In April, 2013 the US Food & Drug Administration (FDA) granted Genable orphan drug designation for GT308, its gene therapy product. GT308 is a two-part therapy: the first is suppression by ddRNAi of the defective rhodopsin gene (RHO) which is responsible for the loss of vision, and the second is replacement of the defective RHO with a healthy form of the gene. Benitec is using a similar “suppression and replacement” strategy in its oculopharyngeal muscular dystrophy (OPMD) program, in collaboration with the Royal Holloway, University of London.
Huntington's Disease (or HD, formerly known as Huntington's Chorea) is a neuro-degenerative disease which affects muscle coordination and leads to cognitive and behavioural decline. It is associated with involuntary writhing movements (known as chorea), which usually become apparent in sufferers between 35 and 44 years of age.
The disease affects both men and women, and is more common in people from Western European than those from Asia or Africa. HD is caused by an autosomal dominant mutation in either of an individual's two copies the 'Huntington gene', so offspring of affected persons are expected to have a 50% chance of inheriting the disease.
In December 2012, Benitec granted a non-exclusive sub-licensing agreement with Amsterdam-based uniQure BV (uniQure) to develop a treatment for Huntington’s Disease using Benitec's ddRNAi gene silencing technology.

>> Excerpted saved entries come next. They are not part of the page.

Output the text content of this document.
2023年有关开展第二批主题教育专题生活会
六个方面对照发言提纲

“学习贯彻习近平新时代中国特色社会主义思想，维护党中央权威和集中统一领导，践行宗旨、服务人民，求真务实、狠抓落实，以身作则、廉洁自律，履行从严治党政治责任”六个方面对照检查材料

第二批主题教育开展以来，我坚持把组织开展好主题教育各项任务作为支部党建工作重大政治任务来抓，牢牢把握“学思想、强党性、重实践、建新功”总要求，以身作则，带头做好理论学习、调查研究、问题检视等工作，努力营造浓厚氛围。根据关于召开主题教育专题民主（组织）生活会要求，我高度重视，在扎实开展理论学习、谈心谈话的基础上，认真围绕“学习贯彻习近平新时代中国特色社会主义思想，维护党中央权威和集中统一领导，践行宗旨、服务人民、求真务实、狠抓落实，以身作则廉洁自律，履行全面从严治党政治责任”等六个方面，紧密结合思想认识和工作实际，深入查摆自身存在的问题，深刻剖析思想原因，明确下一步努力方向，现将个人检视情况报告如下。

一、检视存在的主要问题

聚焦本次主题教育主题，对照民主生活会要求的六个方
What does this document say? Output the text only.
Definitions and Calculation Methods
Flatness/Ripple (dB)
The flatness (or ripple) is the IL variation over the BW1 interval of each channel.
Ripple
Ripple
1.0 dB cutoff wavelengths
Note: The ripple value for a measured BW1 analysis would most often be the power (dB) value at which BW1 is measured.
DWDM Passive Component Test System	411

Benitec’s licence to uniQure covers the application of ddRNAi to target, and thereby silence, key genes identified as significant therapeutic targets in the treatment of HD. Under the agreement, uniQure has an option to convert the non-exclusive licence to exclusive pending achievement of certain pre-clinical milestones, and also to acquire additional licences to Benitec’s ddRNAi technology for other diseases.
At the same time, uniQure granted Benitec a non-exclusive licence to use its AAV 5 (based on Adeno-Associated Viral vectors) technology to assist Benitec’s development of treatment for Hepatitis B.
In August 2013, Benitec granted a license to US based Regen BioPharma Inc. (Regen), a subsidiary of the Bio-Matrix Scientific Group, to use ddRNAi technology for the development of cancer vaccines.
Benitec's licence to Regen covers the application of ddRNAi to silence indoleamine 2,3 - dioxygenase (IDO) in dendritic cells. IDO is associated with immune-suppression and is over-expressed in cancer. Regen has produced pre-clinical evidence that modification of these cells using ddRNAi targeting the silencing of IDO should significantly enhance their efficacy as anti-cancer vaccine agents.
In November 2014, Benitiec granted an exclusive licence to US-based biotech company, Circuit Therapeutics (Circuit), for the use of ddRNAi to target intractable pain. This is severe, constant pain which has not responded to current therapies. If untreated, intractable pain can lead to death.
Circuit plans to use ddRNAi to block Nav1.7, a sodium channel produced in certain sensory nerves, which is is critical for the generation of pain. By blocking Nav1.7, Circuit plans to control pain without the side-effects of less specific therapies.